La production artistique commence avec des œuvres mises au service du culte. On pourrait admettre que l'existence de ces images est plus importante que le fait qu'elles soient vues. L'élan que l'homme de l'âge de pierre représente sur les parois de la caverne est un instrument magique. Certes il l'expose à ces semblables ; mais il le destine avant tout aux esprits. De nos jours, la valeur cultuelle en tant que telle semble tout simplement exiger que l'œuvre d'art reste cachée : certaines statues de divinités ne sont accessibles qu'au prêtre dans la cella, certains tableaux de Madones demeurent recouverts presque toute l'année, certaines sculptures des cathédrales du Moyen âge restent invisibles pour le spectateur depuis le sol. Avec l'émancipation des pratiques artistiques particulières hors du giron du rituel, les occasions d'exposer leurs productions ont été multipliées. Un portrait en buste, transposable n'importe où, a plus de chances d'être exposé qu'une statue de divinité, assignée à un emplacement définitif à l'intérieur du temple. La possibilité pour un tableau d'être exposé est plus grande que pour, avant lui, une mosaïque ou une fresque. Et si, à l'origine, une messe n'avait peut-être pas moins de chances d'être exposée qu'une symphonie, cette dernière apparut au moment même où sa possibilité d'être exposée promettait de croître au-delà de celle de la messe.
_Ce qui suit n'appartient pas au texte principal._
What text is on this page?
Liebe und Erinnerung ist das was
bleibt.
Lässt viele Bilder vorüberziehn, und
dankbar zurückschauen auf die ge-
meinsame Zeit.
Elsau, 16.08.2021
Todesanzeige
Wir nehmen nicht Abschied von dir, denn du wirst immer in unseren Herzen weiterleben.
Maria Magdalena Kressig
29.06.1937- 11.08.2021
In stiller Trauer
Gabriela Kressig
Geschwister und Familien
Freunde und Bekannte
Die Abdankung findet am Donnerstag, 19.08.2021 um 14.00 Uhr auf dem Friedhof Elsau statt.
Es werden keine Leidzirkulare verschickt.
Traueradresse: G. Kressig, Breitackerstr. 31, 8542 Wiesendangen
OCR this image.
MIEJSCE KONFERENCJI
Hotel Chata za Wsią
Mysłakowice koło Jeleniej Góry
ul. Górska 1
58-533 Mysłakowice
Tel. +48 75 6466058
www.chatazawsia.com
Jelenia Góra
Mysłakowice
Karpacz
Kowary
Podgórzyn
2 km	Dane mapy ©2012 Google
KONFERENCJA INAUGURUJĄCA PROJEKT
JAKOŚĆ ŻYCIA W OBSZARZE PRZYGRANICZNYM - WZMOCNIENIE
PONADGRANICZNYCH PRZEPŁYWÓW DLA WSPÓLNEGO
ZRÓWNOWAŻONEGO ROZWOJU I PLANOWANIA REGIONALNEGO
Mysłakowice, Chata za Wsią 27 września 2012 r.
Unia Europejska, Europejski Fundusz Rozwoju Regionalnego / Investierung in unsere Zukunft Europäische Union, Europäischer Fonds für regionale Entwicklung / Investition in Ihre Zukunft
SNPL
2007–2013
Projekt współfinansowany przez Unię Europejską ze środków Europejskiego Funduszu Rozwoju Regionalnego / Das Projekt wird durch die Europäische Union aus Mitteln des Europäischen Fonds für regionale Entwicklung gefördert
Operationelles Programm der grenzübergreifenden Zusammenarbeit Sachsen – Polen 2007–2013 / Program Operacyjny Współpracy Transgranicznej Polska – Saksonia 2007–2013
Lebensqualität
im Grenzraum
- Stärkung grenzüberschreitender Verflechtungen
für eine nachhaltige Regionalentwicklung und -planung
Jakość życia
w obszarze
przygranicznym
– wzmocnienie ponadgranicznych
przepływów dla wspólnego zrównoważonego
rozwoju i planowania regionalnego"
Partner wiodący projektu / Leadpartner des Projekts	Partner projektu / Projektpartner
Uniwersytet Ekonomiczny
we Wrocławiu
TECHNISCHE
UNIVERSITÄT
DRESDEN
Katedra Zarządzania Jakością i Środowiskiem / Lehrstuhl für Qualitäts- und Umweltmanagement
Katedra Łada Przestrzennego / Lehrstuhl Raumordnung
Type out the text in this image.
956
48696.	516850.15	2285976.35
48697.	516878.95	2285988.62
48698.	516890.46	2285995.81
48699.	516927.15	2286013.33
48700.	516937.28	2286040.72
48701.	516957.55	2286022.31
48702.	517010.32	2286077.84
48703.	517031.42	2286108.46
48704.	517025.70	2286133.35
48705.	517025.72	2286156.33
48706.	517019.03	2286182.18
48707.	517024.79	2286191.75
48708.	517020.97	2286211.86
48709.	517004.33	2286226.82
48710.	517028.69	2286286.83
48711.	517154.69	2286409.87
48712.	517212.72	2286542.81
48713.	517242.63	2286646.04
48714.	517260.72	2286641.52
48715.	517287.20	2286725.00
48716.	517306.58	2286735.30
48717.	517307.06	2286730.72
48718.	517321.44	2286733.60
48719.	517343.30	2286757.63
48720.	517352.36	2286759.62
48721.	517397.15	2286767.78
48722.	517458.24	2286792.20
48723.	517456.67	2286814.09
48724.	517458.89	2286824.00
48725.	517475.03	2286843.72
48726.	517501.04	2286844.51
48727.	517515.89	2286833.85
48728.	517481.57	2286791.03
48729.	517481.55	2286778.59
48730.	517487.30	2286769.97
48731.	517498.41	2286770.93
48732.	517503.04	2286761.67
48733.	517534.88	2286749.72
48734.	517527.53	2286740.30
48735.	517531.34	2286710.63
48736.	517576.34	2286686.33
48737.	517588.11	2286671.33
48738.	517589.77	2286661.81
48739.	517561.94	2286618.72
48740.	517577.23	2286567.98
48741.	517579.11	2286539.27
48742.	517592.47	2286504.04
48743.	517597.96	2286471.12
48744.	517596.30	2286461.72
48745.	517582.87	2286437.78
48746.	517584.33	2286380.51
Grâce à diverses méthodes de reproduction technique de l'œuvre d'art, sa possibilité d'être exposée s'est accrue de manière si extraordinaire que, quasi comme à la préhistoire, le déplacement quantitatif entre ses deux pôles se renverse et transforme qualitativement sa nature. En effet, tout comme à l'âge préhistorique, l'œuvre d'art, par la suprématie absolue de sa valeur cultuelle, était en premier lieu un instrument magique — ce fut seulement plus tard qu'on l'identifia en quelque sorte comme œuvre d'art —, l'œuvre d'art, en vertu de la suprématie absolue de sa valeur d'exposition, se voit aujourd'hui dotée de fonctions totalement inédites, parmi lesquelles se distingue celle dont nous sommes le plus conscient, la fonction artistique, susceptible d'être plus tard considéré comme accessoire[1]. Il est certain que la photographie, et plus largement le cinéma, confirment efficacement, dès à présent, cet état de fait.

Walter Benjamin, L'œuvre d'art à l'époque de sa reproductibilité technique [1936], trad. Lionel Duvoy, Paris, Allia, 2014, p. 31-36.

[1] Dans un autre domaine, Brecht fait le même constat : "Si nous ne pouvons plus appliquer la notion d'œuvre d'art à la chose qui naît dès que l'œuvre d'art est transformée en marchandise, il faut alors abandonner cette notion, avec prudence et circonscription, mais sans crainte, si nous ne voulons pas que soit liquidée en même temps la fonction de la chose, car elle doit passer par cette phase et cela sans rouspéter : il ne s'agit pas d'un petit écart sans conséquence hors du droit chemin. Ce qui lui arrive là la modifiera de fond en comble et effacera son passé, à tel point que s'il fallait reprendre un jour l'ancienne notion — et cela arrivera bien, pourquoi pas, — elle n'évoquerait plus le souvenir de ce qu'elle désignait jadis." (Brecht, Versuche, 8/10, 3 : "Der Dreigroschenprozess", Berlin, Gustav Kiepenheuer Verlag, 1931, pp. 301-302 ["Le procès de L'Opéra de Quat-sous", Sur le cinéma, traduit de l'allemand par Jean-Louis Lebrave et Jean-Pierre Lefebvre, L'Arche, 1970, pp. 214-215]).